I couldn’t hold back the grin as Moose continued on, rehearsing the story with amazing accuracy for a man so advanced in years. I listened intently to this friend, customer, and VFW comrade of my father. Since he had died a year earlier, I felt warmly connected to Daddy while in Moose’s presence.
I left the restaurant with my mind full of memories of Daddy and friends like Moose and of going to VFW picnics and events at the old VFW hall. Mostly, I tried to recall, minute by minute, the incident at Daddy’s barbershop that day. I was always amazed it had left such a lasting impression on Moose.

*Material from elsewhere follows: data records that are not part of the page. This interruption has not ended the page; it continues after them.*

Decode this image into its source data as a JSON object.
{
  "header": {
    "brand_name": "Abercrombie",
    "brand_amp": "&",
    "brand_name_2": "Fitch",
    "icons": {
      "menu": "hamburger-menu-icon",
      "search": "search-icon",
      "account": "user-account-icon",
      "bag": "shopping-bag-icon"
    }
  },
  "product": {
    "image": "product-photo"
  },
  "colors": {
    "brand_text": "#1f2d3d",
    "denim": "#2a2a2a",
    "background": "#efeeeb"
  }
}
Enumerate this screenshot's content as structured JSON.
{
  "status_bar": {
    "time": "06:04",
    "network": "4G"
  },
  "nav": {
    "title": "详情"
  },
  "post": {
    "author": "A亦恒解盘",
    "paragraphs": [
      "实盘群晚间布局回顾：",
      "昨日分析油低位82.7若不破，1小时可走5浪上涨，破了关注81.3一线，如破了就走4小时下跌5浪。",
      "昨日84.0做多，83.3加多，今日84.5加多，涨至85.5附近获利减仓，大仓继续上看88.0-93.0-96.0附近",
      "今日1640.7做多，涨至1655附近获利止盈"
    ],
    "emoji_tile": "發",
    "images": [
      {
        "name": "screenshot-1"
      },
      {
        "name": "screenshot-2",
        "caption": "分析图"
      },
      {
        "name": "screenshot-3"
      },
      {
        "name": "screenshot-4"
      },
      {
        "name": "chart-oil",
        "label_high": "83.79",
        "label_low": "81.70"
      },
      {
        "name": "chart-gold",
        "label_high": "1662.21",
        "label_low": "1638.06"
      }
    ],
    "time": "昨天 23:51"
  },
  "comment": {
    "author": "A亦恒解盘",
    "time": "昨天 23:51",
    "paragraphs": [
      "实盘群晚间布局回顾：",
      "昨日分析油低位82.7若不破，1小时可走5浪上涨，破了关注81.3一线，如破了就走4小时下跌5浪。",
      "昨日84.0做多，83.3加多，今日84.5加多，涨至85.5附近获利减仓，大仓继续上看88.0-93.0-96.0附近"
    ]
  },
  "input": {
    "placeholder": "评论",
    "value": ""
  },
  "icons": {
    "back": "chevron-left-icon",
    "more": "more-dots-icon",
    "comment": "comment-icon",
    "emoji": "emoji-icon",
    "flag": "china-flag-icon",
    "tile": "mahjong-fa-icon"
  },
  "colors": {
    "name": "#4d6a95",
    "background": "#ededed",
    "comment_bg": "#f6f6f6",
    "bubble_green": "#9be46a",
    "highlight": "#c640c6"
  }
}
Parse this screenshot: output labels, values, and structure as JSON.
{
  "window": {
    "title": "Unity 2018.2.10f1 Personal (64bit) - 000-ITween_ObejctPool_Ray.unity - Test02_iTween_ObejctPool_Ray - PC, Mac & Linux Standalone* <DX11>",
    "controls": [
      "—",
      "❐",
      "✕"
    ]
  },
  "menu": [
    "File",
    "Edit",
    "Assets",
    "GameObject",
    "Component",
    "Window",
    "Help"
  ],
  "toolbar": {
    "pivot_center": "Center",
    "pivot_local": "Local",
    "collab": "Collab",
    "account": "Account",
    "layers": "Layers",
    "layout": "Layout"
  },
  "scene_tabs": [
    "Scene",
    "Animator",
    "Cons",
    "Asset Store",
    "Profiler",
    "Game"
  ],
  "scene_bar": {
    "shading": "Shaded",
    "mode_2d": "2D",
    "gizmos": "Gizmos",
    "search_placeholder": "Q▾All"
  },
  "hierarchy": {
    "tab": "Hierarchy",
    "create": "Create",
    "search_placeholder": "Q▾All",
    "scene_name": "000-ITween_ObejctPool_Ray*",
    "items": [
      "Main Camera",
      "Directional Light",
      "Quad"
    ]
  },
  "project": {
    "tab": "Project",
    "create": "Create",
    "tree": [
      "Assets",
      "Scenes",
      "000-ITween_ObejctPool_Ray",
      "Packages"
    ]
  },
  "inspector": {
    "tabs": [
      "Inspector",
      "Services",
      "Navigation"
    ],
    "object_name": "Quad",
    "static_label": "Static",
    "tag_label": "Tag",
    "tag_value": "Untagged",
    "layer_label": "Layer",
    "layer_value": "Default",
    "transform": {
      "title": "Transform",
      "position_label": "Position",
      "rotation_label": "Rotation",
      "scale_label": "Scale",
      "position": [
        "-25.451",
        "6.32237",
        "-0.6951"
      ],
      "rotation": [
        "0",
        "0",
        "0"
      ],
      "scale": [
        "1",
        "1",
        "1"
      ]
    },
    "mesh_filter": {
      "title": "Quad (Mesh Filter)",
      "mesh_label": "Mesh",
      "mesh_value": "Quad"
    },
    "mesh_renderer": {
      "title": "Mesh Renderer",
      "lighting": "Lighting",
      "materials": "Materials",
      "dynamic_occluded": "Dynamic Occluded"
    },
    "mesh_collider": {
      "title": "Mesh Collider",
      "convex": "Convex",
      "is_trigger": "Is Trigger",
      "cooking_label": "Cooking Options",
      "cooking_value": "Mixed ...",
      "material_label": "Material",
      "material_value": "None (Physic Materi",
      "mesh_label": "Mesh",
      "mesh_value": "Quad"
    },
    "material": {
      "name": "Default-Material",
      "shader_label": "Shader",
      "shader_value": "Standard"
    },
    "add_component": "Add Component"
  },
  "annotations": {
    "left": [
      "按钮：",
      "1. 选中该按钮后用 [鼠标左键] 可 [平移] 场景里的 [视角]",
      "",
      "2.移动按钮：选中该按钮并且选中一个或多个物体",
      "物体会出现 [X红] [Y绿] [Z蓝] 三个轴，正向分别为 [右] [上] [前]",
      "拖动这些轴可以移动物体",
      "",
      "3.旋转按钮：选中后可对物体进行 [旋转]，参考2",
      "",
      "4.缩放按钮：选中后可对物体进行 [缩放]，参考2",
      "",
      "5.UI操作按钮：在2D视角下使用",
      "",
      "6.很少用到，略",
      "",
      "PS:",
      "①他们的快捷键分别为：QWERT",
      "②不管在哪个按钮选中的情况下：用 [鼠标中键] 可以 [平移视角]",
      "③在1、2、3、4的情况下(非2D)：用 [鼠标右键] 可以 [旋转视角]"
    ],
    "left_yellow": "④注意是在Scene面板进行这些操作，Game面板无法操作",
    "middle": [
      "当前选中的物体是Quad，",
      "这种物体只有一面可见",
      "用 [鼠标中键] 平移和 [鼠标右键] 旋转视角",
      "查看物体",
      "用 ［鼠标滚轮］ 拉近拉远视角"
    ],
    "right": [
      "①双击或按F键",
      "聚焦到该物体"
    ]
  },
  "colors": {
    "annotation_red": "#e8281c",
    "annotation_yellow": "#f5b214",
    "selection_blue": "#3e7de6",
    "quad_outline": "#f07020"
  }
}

The event at the barbershop occurred when I was sixteen or seventeen years old. On this particular day I had stopped by Daddy’s shop after school to report in and tell Daddy I was heading to my horseback riding lesson.
Daddy smiled and said, “Got your money?”
I nodded and he raised his clippers to wave me on.
As I turned to leave, a customer who was waiting his turn for a haircut, spoke up and haughtily said, “You don’t have to pay money to learn to ride a horse.”
Silence fell over Central Barber Shop.
Hands dropping to his sides, clinching comb and clippers, my father squared his shoulders, inhaled, looked the man in the eye, and with a slightly raised voice stated, “She earned that money herself and can spend it on anything she wants.”
That simple statement settled the matter. After about half a minute of dead silence, the buzz of the other barbers’ clippers and the low talking of male voices resumed.
Glancing at Daddy’s flushed face, I left and prayed he would not have a heart attack over the episode.
While driving to the horse farm, I couldn’t help but wonder why the man made the remark. For a moment it made me feel small.
But thanks to my father, that was a short moment. With no hesitation, Daddy stepped up and took up for me in the face of ridicule.
To people reading this, the whole incident may seem so small it’s hardly worth writing about. But to me, even fifty plus years later, I remember Daddy defending me that day. I left his shop holding my head high, knowing my honor had been upheld and that my father loved me enough to speak up even at the risk of losing a customer.
Daddy and me - I was about 19 years old here
Obviously, I’m not the only one the event left an impression on. Through the years, when Moose and my paths would cross, he almost always brought it up so we could share the memory together. The unspoken, yet most valuable component of our memory was the man—Rudy Edwards—his friend, my father.
Each time the barbershop incident arose, we were lifting up a man we both loved and admired. It’s amazing how such a brief moment in time can travel through decades and remain alive in the hearts of an old WWII vet and a now grandmother who was once the teen girl who never had to doubt her father’s love and loyalty.